My project Douane include Linux Kernel Module (LKM) in order to catch/allow/deny network traffic.
You really have to becareful when developing in the Kernel space.
Also debugging a kernel module is something harder than debugging an application in the user space.
Here I'm going to present the tool I've used, and which helped me a lot: KEDR (KErnel-mode Drivers in Runtime).
KEDR is a free and open source framework under the GPL v2 license which analyse the execution of your kernel module, and when you unload the kernel module output a report of everything found like memory leaks.
In order to be able to compile KEDR you need few things:
$ sudo apt-get install cmake linux-headers-$(uname -r)
The normal installation procedure would be the following:
$ cd /tmp $ wget http://kedr.googlecode.com/files/kedr-0.4.1.tar.bz2 -O kedr.tar.bz2 $ mkdir kedr-src $ tar jxf kedr.tar.bz2 -C kedr-src --strip-components 1 $ mkdir kedr-build/ $ cd kedr-build/ $ cmake ../kedr-src/ $ make $ sudo make install
But the since the kernel 3.10, KEDR is no more compilable.

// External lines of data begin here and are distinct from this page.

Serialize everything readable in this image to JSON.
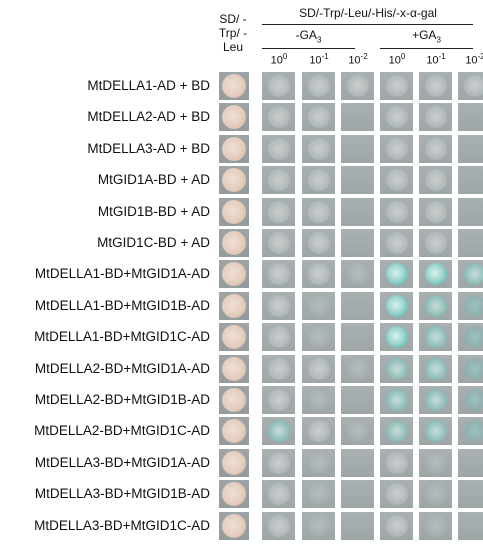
{
  "header": {
    "sd_title": "SD/ -Trp/ -Leu",
    "x_title": "SD/-Trp/-Leu/-His/-x-α-gal",
    "ga_minus": "-GA",
    "ga_plus": "+GA",
    "ga_sub": "3",
    "dilutions": [
      {
        "base": "10",
        "exp": "0"
      },
      {
        "base": "10",
        "exp": "-1"
      },
      {
        "base": "10",
        "exp": "-2"
      }
    ]
  },
  "rows": [
    {
      "label": "MtDELLA1-AD + BD",
      "growth": [
        "faint",
        "faint",
        "faint",
        "faint",
        "faint",
        "faint"
      ]
    },
    {
      "label": "MtDELLA2-AD + BD",
      "growth": [
        "faint",
        "faint",
        "none",
        "faint",
        "faint",
        "none"
      ]
    },
    {
      "label": "MtDELLA3-AD + BD",
      "growth": [
        "faint",
        "faint",
        "none",
        "faint",
        "faint",
        "none"
      ]
    },
    {
      "label": "MtGID1A-BD + AD",
      "growth": [
        "faint",
        "faint",
        "none",
        "faint",
        "faint",
        "none"
      ]
    },
    {
      "label": "MtGID1B-BD + AD",
      "growth": [
        "faint",
        "faint",
        "none",
        "faint",
        "faint",
        "none"
      ]
    },
    {
      "label": "MtGID1C-BD + AD",
      "growth": [
        "faint",
        "faint",
        "none",
        "faint",
        "faint",
        "none"
      ]
    },
    {
      "label": "MtDELLA1-BD+MtGID1A-AD",
      "growth": [
        "faint",
        "faint",
        "weak",
        "blue",
        "blue",
        "blue-mid"
      ]
    },
    {
      "label": "MtDELLA1-BD+MtGID1B-AD",
      "growth": [
        "faint",
        "weak",
        "none",
        "blue",
        "blue-mid",
        "blue-weak"
      ]
    },
    {
      "label": "MtDELLA1-BD+MtGID1C-AD",
      "growth": [
        "faint",
        "weak",
        "none",
        "blue",
        "blue-mid",
        "blue-weak"
      ]
    },
    {
      "label": "MtDELLA2-BD+MtGID1A-AD",
      "growth": [
        "faint",
        "faint",
        "weak",
        "blue-mid",
        "blue-mid",
        "blue-weak"
      ]
    },
    {
      "label": "MtDELLA2-BD+MtGID1B-AD",
      "growth": [
        "faint",
        "weak",
        "none",
        "blue-mid",
        "blue-mid",
        "blue-weak"
      ]
    },
    {
      "label": "MtDELLA2-BD+MtGID1C-AD",
      "growth": [
        "blue-mid",
        "faint",
        "weak",
        "blue-mid",
        "blue-mid",
        "blue-weak"
      ]
    },
    {
      "label": "MtDELLA3-BD+MtGID1A-AD",
      "growth": [
        "faint",
        "weak",
        "none",
        "faint",
        "weak",
        "none"
      ]
    },
    {
      "label": "MtDELLA3-BD+MtGID1B-AD",
      "growth": [
        "faint",
        "weak",
        "none",
        "faint",
        "weak",
        "none"
      ]
    },
    {
      "label": "MtDELLA3-BD+MtGID1C-AD",
      "growth": [
        "faint",
        "weak",
        "none",
        "faint",
        "weak",
        "none"
      ]
    }
  ]
}
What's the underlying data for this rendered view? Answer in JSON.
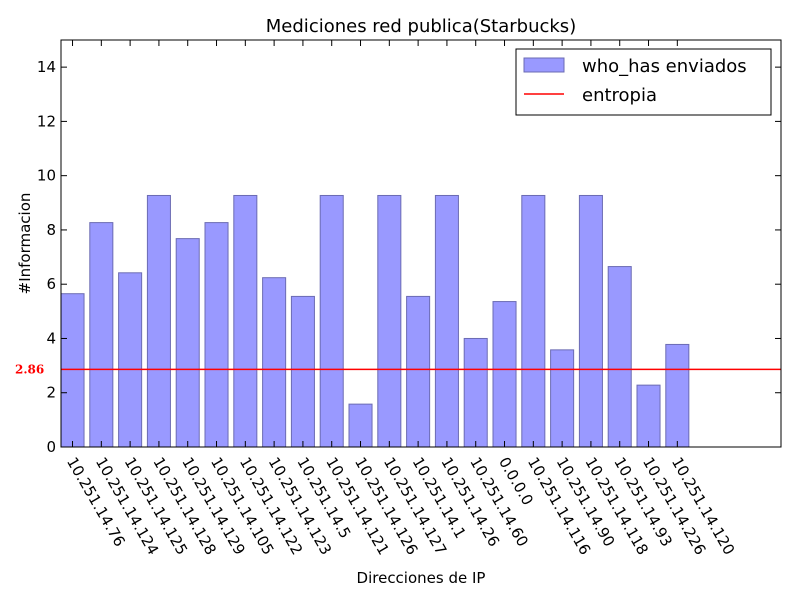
{
  "chart_data": {
    "type": "bar",
    "title": "Mediciones red publica(Starbucks)",
    "xlabel": "Direcciones de IP",
    "ylabel": "#Informacion",
    "ylim": [
      0,
      15
    ],
    "yticks": [
      0,
      2,
      4,
      6,
      8,
      10,
      12,
      14
    ],
    "categories": [
      "10.251.14.76",
      "10.251.14.124",
      "10.251.14.125",
      "10.251.14.128",
      "10.251.14.129",
      "10.251.14.105",
      "10.251.14.122",
      "10.251.14.123",
      "10.251.14.5",
      "10.251.14.121",
      "10.251.14.126",
      "10.251.14.127",
      "10.251.14.1",
      "10.251.14.26",
      "10.251.14.60",
      "0.0.0.0",
      "10.251.14.116",
      "10.251.14.90",
      "10.251.14.118",
      "10.251.14.93",
      "10.251.14.226",
      "10.251.14.120"
    ],
    "series": [
      {
        "name": "who_has enviados",
        "color": "#9999ff",
        "values": [
          5.65,
          8.27,
          6.42,
          9.27,
          7.68,
          8.27,
          9.27,
          6.24,
          5.55,
          9.27,
          1.58,
          9.27,
          5.55,
          9.27,
          4.0,
          5.36,
          9.27,
          3.58,
          9.27,
          6.65,
          2.28,
          3.78
        ]
      }
    ],
    "hline": {
      "name": "entropia",
      "value": 2.86,
      "label": "2.86",
      "color": "#ff0000"
    },
    "legend": {
      "placement": "top-right",
      "entries": [
        "who_has enviados",
        "entropia"
      ]
    },
    "grid": false
  }
}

The only way to make it working is to compile from sources on google code:
$ sudo apt-get install mercurial $ cd /tmp $ hg clone https://code.google.com/p/kedr/ ./kedr-src/ $ mkdir kedr-build/ $ cd kedr-build/ $ cmake ../kedr-src/ $ make $ sudo make install
Memory leaks detection
I'm going to show you how to detect memory leaks in a LKM.
First of all you need to unload your module if it is currently loaded:
$ sudo rmmod mymodule
Then start KEDR:
$ sudo kedr start mymodule Starting KEDR... insmod /usr/local/lib/modules/3.13.0-24-generic/misc/kedr.ko target_name=mymodule insmod /usr/local/lib/modules/3.13.0-24-generic/misc/kedr_leak_check.ko insmod /usr/local/lib/modules/3.13.0-24-generic/misc/kedr_lc_common_mm.ko KEDR started.

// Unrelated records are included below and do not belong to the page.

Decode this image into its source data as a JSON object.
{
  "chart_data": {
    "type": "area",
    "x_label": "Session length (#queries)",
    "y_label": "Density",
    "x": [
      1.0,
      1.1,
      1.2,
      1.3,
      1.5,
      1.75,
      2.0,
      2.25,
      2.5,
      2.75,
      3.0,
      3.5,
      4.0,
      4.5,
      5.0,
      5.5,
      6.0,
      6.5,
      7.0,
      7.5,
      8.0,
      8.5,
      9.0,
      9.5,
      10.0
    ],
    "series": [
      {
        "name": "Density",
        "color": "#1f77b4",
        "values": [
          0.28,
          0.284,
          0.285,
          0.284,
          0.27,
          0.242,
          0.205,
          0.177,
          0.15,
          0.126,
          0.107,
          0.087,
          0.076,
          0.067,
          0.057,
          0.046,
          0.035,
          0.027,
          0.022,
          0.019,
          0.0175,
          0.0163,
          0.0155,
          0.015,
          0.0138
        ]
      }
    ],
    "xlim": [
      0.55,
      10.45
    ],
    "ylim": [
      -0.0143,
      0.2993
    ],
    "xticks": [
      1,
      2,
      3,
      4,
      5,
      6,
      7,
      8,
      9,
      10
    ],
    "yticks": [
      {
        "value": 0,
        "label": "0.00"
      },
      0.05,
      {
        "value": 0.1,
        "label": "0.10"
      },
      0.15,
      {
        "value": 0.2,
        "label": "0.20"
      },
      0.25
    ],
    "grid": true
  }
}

Now you can load again your module:
$ sudo modprobe mymodule
As of now, KEDR is looking at your module while it is running.

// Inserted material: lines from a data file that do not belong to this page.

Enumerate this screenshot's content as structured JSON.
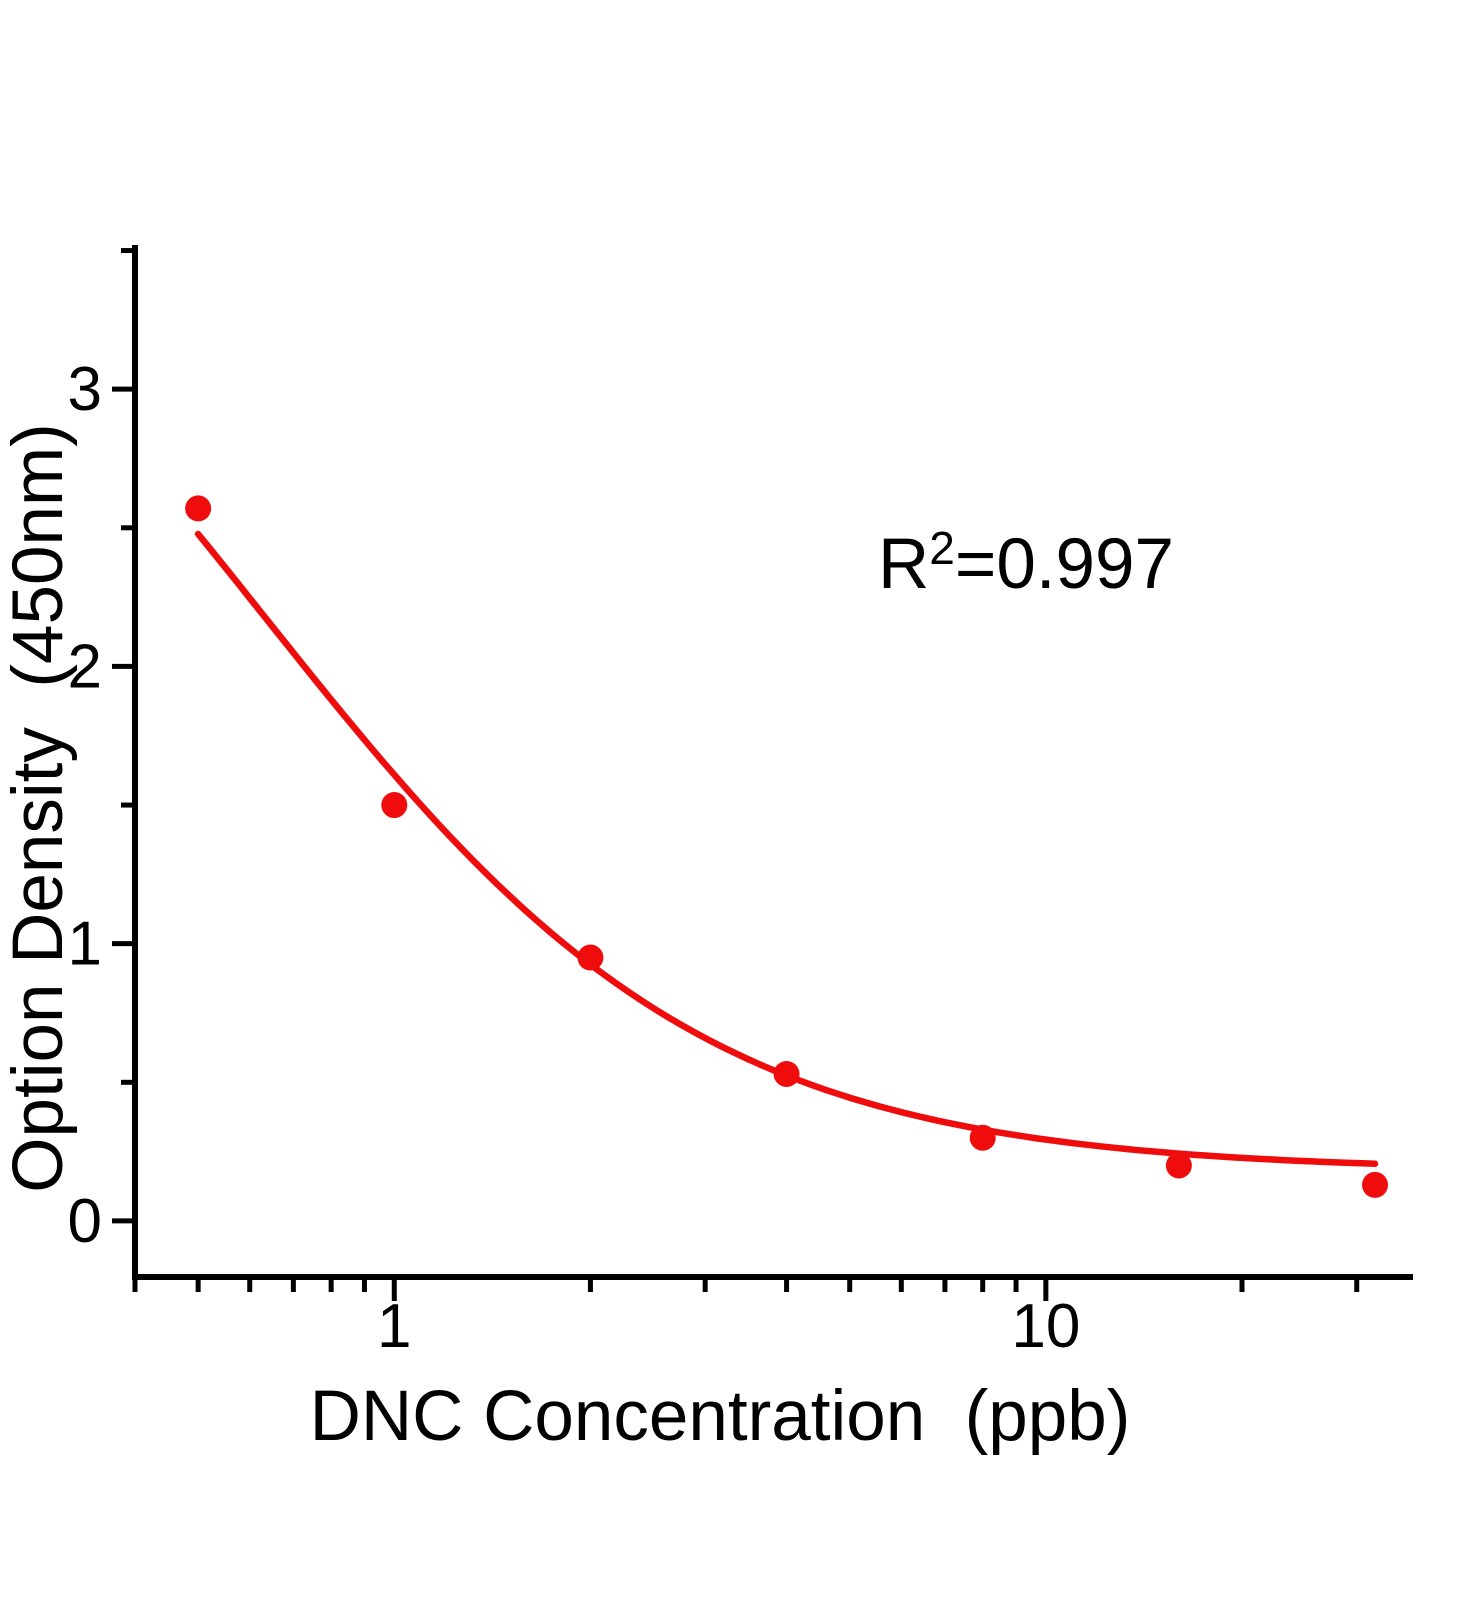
{
  "chart_data": {
    "type": "scatter",
    "subtype": "calibration-curve-with-4PL-fit",
    "title": "",
    "xlabel": "DNC Concentration  (ppb)",
    "ylabel": "Option Density  (450nm)",
    "x_scale": "log10",
    "x_range": [
      0.4,
      36.6
    ],
    "y_range": [
      -0.195,
      3.52
    ],
    "x_ticks_major": [
      1,
      10
    ],
    "x_tick_labels": [
      "1",
      "10"
    ],
    "x_ticks_minor": [
      0.4,
      0.5,
      0.6,
      0.7,
      0.8,
      0.9,
      2,
      3,
      4,
      5,
      6,
      7,
      8,
      9,
      20,
      30
    ],
    "y_ticks_major": [
      0,
      1,
      2,
      3
    ],
    "y_tick_labels": [
      "0",
      "1",
      "2",
      "3"
    ],
    "y_ticks_minor": [
      0.5,
      1.5,
      2.5,
      3.5
    ],
    "grid": false,
    "legend": "none",
    "points": [
      {
        "x": 0.5,
        "y": 2.57
      },
      {
        "x": 1,
        "y": 1.5
      },
      {
        "x": 2,
        "y": 0.95
      },
      {
        "x": 4,
        "y": 0.53
      },
      {
        "x": 8,
        "y": 0.3
      },
      {
        "x": 16,
        "y": 0.2
      },
      {
        "x": 32,
        "y": 0.13
      }
    ],
    "fit_curve": {
      "model": "4PL",
      "top": 4.18,
      "bottom": 0.18,
      "ec50": 0.632,
      "hill": 1.28,
      "x_start": 0.5,
      "x_end": 32
    },
    "annotation": {
      "base": "R",
      "sup": "2",
      "rest": "=0.997"
    },
    "r_squared": 0.997,
    "colors": {
      "series": "#ee0c0c",
      "axis": "#000000",
      "text": "#000000",
      "background": "#ffffff"
    },
    "marker_radius": 13
  }
}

Then after a while, unload your module and have a look to the output:
$ sudo rmmod mymodule $ tail /var/log/kern.log May 3 14:25:56 zUbuntu kernel: [16059.298384] [leak_check] Target module: "mymodule", init area at ffffffffa0005000, core area at ffffffffa04ea000 May 3 14:25:56 zUbuntu kernel: [16059.298398] [leak_check] Totals: May 3 14:25:56 zUbuntu kernel: [16059.298402] [leak_check] Allocations: 8 May 3 14:25:56 zUbuntu kernel: [16059.298406] [leak_check] Possible leaks: 0 May 3 14:25:56 zUbuntu kernel: [16059.298409] [leak_check] Unallocated frees: 0 May 3 14:25:56 zUbuntu kernel: [16059.298411] [leak_check] ======== end of LeakCheck report ========
So here 8 variable allocation performed and 0 possible leaks, meaning all is correctly freed.